It’s hard to write about something or someone you really love, and I really love Elliott Smith (about whom I wrote a book, Torment Saint) and Aimee Mann. But then, these are the subjects you want most to write about too, in order to express your love and to understand it. So here goes.
Mann just released a new record, “Mental Illness.” I’m not sure it’s her best, but talking about “the best” Aimee Mann is senseless. Actually, it’s just like talking about “the best” Elliott Smith. When something is never not good, there is no best. There’s only more and different. Degrees of excellent, maybe.
I’ve noticed Smith’s name coming up in Mann’s press—her interviews, reviews, etc. It’s a comparison that makes sense. Both did soundtracks, Mann for the glorious Magnolia, Smith (less comprehensively) for Good Will Hunting. At the time of his death, Smith was also recording songs for the film Thumbsucker, based on a book by my friend Walter Kirn. Both lost Oscars they should have won in a just world. Both wrote (or write) songs that get called “depressing,” for reasons neither of them accept or understand. Both tackle subjects like addiction, failed relationships, disappointment, poor choices, dashed expectations, lost souls, and lonely isolation. For long periods of time, not always but frequently, Smith was depressed, forlorn, suicidal, and in his final years, psychotic, a side effect of crack use that ramps up dopamine. Mann comes across as supremely adult–level-headed and self-composed. Yet in interviews she’s spoken of being “pretty disturbed as a kid.” She “couldn’t interact with people.” Her mother left when she was three—Aimee never knew her. Her father remarried. The home was characterized by a “lot of chaos.” Mann says, “I was really dissociated. I wasn’t present. I think I was kind of PTSD honestly. I was. . . very disconnected from people.” The interviewer asks her whom she was closest to in her family. “Nobody,” Mann replies.

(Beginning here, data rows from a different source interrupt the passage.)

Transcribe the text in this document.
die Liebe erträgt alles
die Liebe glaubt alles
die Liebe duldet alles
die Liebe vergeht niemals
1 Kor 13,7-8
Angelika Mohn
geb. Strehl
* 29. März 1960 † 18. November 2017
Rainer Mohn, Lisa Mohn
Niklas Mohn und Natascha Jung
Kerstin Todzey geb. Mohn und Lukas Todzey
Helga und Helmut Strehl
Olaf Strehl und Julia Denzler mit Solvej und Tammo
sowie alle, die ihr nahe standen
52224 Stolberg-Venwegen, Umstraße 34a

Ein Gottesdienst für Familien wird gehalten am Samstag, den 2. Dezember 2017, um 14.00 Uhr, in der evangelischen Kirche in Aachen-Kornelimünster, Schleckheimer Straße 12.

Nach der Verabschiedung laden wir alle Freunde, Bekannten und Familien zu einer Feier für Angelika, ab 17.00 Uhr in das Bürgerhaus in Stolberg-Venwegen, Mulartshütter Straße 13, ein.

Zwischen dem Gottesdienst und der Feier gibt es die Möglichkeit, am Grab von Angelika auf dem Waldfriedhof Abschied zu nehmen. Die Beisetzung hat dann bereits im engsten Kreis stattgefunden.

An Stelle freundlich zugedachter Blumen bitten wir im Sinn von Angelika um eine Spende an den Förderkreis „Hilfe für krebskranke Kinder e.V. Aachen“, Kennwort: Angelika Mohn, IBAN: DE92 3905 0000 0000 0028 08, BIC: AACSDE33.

But these are all surface commonalities. What about the deeper stuff, the art itself? In my book Torment Saint, I said the only person I could think of alive today whose work compared with Smith’s was Mann. I made a mix CD with alternating songs by the two, to test my theory in a sense, on the front side of which I wrote in permanent black marker “Elliott Mann” (I thought it was fractionally catchier than “Aimee Smith”). It is damn good. I could have picked the songs at random. (That says a lot).
I’ve thought long and hard about what Smith and Mann have in common artistically—it’s a bit like comparing vodka and gin—and here’s what I’ve narrowed it down to: emotional wisdom born of pain. I’m talking about lyrics. How they make suffering more understandable, more eye-opening, more beautiful. I don’t find that depressing in the least. I find it exciting, sensual, gently melancholic, inspiring. Poetry makes you see things you’ve never seen before, or feel more clearly, more originally. That’s what Mann and Smith do too, with their words. They sharpen your perceptions. They show you stuff you thought you knew but didn’t. They lead you to new ways of experiencing your own inner life.
Musically, they seem different to me. Smith is baroque, hard, acidic, with passing chords and chord progressions you don’t see coming. Mann is more supple, maybe less surprising, though not in a bad way. She wasn’t, she says, a born songwriter. In fact, she said she can’t believe what she’s become. Smith was never anything but. He started writing songs in 6th grade. I’ve heard them all; they are good. By the time he finished high school he’d produced about six album length cassettes, with his band Stranger Than Fiction, then another called Murder of Crows. There have been some cover albums lately of Elliott Smith songs. His work in other people’s mouths never sounds quite right to me, though I understand the instinct to try it out. I wish Mann would make such a record. I’m certain she never would. She probably knows better. But if anyone could pull it off, it’s her.
For good and bad reasons, we always want to lump great sad artists together, find their common vibe, their unstated aesthetic. Diane Arbus and Sylvia Plath. Kafka and Dostoevsky. The list is long. Sometimes we end up with illusory correlations, sometimes not. The proof is in the pudding. What Smith and Mann both seem to know is that we’re all fighting similar demons. The difference is only degree. They also “go dark.” Like Virgils, they take us by the hand and guide a Hell tour that sounds and looks Heavenly. “Depressing” isn’t the word for their songs. The word is rapturous.